In this edition of Pen & Paper presented by Red Bull Curates Protege & HYPEBEAST, Nozaka comments on the local art scene in Tokyo as well as the life of a professional artist in Japan.
How did you get into your line of work?
I’ve been having independent art-shows for 10 years and gradually gained a following. Before I started working as an artist, I was skating as a professional and that connection led me to a job working with brands. Thankfully, a lot of people came from the start so things went really well.
Who are some of the people that have had an impact on you when pursuing art?
I am shocked by some of Japanese artists from Edo to Meiji era (approx. 1600 to 1900) such as Kuniyoshi Utagawa, Yoshitoshi Tsukioka and Kyosai Kawanabe. They are all famous for their original Ukiyo-e, a Japanese traditional art style. I am also influenced by skateboarders from the ’80s.
How is the city’s art scene and how has it changed since you started?

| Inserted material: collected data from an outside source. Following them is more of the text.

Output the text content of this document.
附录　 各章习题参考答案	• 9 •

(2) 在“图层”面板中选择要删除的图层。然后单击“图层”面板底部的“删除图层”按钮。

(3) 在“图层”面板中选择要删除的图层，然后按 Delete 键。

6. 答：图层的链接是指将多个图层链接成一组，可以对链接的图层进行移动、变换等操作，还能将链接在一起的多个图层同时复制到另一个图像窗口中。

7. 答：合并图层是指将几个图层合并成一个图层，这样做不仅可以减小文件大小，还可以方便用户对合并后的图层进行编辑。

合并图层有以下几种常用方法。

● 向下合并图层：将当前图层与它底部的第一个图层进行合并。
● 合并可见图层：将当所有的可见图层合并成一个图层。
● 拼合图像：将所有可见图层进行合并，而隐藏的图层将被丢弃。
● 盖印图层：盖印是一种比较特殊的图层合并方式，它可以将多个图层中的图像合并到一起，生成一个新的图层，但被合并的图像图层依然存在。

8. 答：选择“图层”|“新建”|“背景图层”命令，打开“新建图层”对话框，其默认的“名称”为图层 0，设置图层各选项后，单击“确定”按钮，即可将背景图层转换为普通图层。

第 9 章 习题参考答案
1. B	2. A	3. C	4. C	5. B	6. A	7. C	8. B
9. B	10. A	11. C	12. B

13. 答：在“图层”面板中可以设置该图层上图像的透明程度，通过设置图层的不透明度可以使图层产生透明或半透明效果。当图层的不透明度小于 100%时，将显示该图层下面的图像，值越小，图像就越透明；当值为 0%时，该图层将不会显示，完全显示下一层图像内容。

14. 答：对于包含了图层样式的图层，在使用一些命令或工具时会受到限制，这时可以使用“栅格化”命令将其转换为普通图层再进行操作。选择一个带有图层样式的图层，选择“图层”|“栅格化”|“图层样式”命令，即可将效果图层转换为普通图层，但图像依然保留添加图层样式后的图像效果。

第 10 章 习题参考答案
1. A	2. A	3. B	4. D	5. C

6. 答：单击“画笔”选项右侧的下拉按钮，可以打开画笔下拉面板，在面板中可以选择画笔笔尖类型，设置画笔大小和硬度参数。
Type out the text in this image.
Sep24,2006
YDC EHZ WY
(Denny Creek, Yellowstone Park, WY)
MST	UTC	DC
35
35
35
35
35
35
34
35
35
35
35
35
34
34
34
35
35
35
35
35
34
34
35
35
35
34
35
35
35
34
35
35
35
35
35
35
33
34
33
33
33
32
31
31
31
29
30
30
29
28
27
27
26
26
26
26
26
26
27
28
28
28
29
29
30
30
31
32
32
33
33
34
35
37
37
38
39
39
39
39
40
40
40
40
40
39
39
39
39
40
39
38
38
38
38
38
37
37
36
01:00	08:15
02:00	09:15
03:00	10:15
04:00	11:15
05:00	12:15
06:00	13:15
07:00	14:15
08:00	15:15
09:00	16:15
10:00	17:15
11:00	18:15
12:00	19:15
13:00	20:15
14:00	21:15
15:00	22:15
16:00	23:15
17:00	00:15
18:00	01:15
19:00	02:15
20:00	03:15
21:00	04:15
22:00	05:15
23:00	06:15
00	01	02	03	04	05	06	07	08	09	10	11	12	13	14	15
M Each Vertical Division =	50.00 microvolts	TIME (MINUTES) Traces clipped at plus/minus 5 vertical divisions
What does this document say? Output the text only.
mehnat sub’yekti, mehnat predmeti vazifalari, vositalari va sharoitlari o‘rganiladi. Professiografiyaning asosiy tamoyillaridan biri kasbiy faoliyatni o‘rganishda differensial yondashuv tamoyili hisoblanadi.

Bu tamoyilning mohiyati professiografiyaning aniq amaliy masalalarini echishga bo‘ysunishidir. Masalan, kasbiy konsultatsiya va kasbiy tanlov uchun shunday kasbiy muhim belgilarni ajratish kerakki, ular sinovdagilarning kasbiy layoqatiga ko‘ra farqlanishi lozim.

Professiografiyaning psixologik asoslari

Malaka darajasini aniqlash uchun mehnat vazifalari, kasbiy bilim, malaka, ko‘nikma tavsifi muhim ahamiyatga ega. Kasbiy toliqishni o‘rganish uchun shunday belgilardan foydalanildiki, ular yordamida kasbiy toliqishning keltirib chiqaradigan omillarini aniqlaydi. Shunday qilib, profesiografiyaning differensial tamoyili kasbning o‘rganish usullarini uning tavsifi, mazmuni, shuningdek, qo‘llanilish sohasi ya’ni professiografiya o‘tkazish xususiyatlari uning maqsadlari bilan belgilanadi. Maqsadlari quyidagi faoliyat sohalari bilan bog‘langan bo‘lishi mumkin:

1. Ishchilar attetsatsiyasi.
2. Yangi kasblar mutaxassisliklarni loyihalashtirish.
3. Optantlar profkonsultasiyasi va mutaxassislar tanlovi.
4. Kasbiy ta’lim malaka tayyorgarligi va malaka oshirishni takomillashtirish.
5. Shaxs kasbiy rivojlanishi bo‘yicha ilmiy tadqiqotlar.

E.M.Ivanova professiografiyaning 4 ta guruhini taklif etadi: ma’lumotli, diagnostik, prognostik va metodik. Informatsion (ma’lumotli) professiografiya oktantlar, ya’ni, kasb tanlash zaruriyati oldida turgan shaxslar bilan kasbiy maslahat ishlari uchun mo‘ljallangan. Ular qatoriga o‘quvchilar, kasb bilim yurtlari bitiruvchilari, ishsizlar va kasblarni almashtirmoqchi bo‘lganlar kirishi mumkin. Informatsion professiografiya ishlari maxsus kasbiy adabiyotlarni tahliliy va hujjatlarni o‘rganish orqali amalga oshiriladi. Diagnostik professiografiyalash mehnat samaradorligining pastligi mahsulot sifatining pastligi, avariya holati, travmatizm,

Tokyo’s art scene has totally changed since I had my first solo exhibition 10 years ago. There are a lot more galleries now and a lot more people who visit and purchase art. It’s nice that more young artists are holding exhibitions every week, but I still think that it’s only scratched the surface and that art isn’t yet firmly rooted enough in peoples’ lives. It’s still hard to make a living as an artist in this country, so you’ll have to look at more options outside of Japan. You need to have a strong mentality and passion about what you are doing to continue being an artist.
“You need to have a strong mentality and passion about what you are doing to continue being an artist.”
Toshikazu Nozaka talks about Tokyo’s art scene and what it takes to be an artist there
Style, Interests and the Future
How would you explain your style of work? What usually goes through your head when starting a new piece of work?
The root of my work will always rest with Japanese culture and the great painters of the past whom I have a lot of respect for. Not sure whether you can feel that through my work, but it’s always on my mind. I mainly use a brush for most of my work. Even when using acrylics, I use lots of water and draw perpendicular to the ground. That comes from the style of writing or a Japanese painting. When producing a new work, I think carefully to make sure it does not become a copy of a great past painter. While you might think you’re original, there’s a lot of times where you notice the different images you pick up and use in your work along the way. One other thing I really care about is composition that includes blank space.
Outside of art, what are your other interests?
Skateboarding, my family life and the future of the Earth.
What are your favorite mediums to work on?
Water, Japanese sumi ink and acrylics on paper.
What are your favorite tools to use?
Japanese-made colors, a shading brush and an inkstone. I also like using an INDEPENDENT base plate and ink cup together.
I would like to build a housing project for skaters and artists. I’m also planning to attend some art exhibitions and also go on some skate trips this year.
“I always respect where I come from. Being Japanese, I want to express Japanese culture and its traditional art style.”